Smartphone Sentiment Analyzer: An end-to-end data science project that collects Twitter data to analyze and visualize consumer sentiment toward competing smartphone brands with interactive dashboards and NLP-powered insights.

Project Overview

This project demonstrates my ability to develop a complete data science solution from data collection to deployment. I created a system that automatically collects tweets about iPhone and Samsung Galaxy smartphones, analyzes the sentiment and topics discussed, and presents insights through an interactive dashboard.

Technologies Used

  • Programming Languages: Python
  • Data Collection: Twitter API, Tweepy
  • Data Processing: Pandas, NumPy
  • Text Processing: NLTK, spaCy, Regex
  • Sentiment Analysis: VADER, TextBlob, scikit-learn
  • Topic Modeling: Gensim, pyLDAvis
  • Data Visualization: Matplotlib, Seaborn, Plotly
  • Web Application: Streamlit
  • Version Control: Git, GitHub
  • Deployment: Streamlit Sharing

Problem Statement

Companies need to understand public sentiment about their products and competitors, but manually analyzing thousands of social media posts is impractical. I wanted to create an automated solution that could:

  1. Track consumer sentiment toward different smartphone brands
  2. Identify common topics, concerns, and praised features
  3. Visualize trends over time
  4. Extract actionable insights for product development and marketing teams

Methodology

  1. Data Collection
    • Implemented a Twitter API integration to collect tweets mentioning iPhone and Samsung Galaxy
    • Created an accumulation system that builds datasets incrementally to overcome API rate limits
    • Built a sample data generator for development and testing
  2. Data Preprocessing
    • Developed a comprehensive text cleaning pipeline for social media text
    • Implemented tokenization, stopword removal, and lemmatization
    • Extracted key entities and features mentioned in tweets
  3. Sentiment Analysis
    • Applied rule-based approaches (VADER and TextBlob) for initial sentiment scoring
    • Trained custom machine learning models (Logistic Regression and SVM) for sentiment classification
    • Compared and evaluated different approaches to select the most accurate model
  4. Topic Modeling
    • Used Latent Dirichlet Allocation (LDA) to discover hidden topics in the text
    • Extracted frequently occurring n-grams and phrases
    • Mapped sentiment to specific product features and topics
  5. Interactive Dashboard
    • Built a Streamlit web application with responsive visualizations
    • Created filters for time periods, product categories, and sentiment
    • Implemented real-time data updates and interactive charts
    • Deployed the dashboard for public access

Key Features

  • Real-time sentiment analysis of tweets about competing smartphone brands
  • Interactive visualizations showing sentiment trends over time
  • Feature extraction identifying commonly discussed product attributes
  • Topic modeling revealing hidden patterns in consumer feedback
  • Comparative analysis between iPhone and Samsung Galaxy
  • Engagement metrics analysis by sentiment category
  • User-friendly dashboard for exploring insights

Results and Impact

The project successfully created a functioning sentiment analysis dashboard that provides actionable insights about smartphone consumer preferences.

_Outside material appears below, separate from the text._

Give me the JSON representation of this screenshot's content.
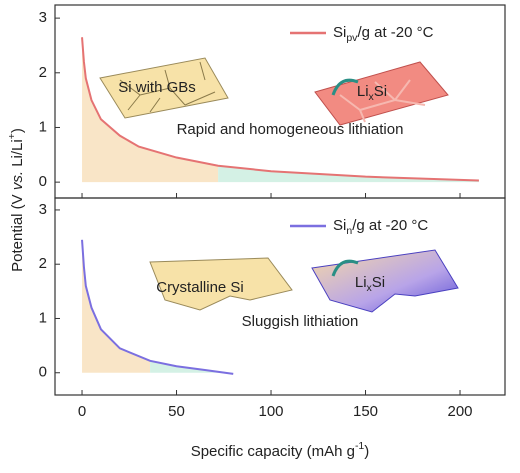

Key findings include:

  • Identification of the most positively and negatively discussed features for each brand
  • Detection of emerging trends and consumer concerns
  • Analysis of how product updates affect public sentiment
  • Visualization of competitive positioning based on consumer perception

Challenges

  • Twitter API Rate Limits: Implemented an incremental data collection strategy that accumulates tweets over multiple API calls
  • Text PreprocessingCreated a robust pipeline to handle social media text including emojis, hashtags, and slang
  • Small Dataset Handling:Adapted algorithms to work effectively with limited initial data
  • Deployment Constraints:Optimized the application for lower-memory environments

Project Gallery

Conclusion

This project demonstrates the ability to work with unstructured text data, apply NLP techniques, and create end-to-end data science solutions that deliver business value through actionable insights.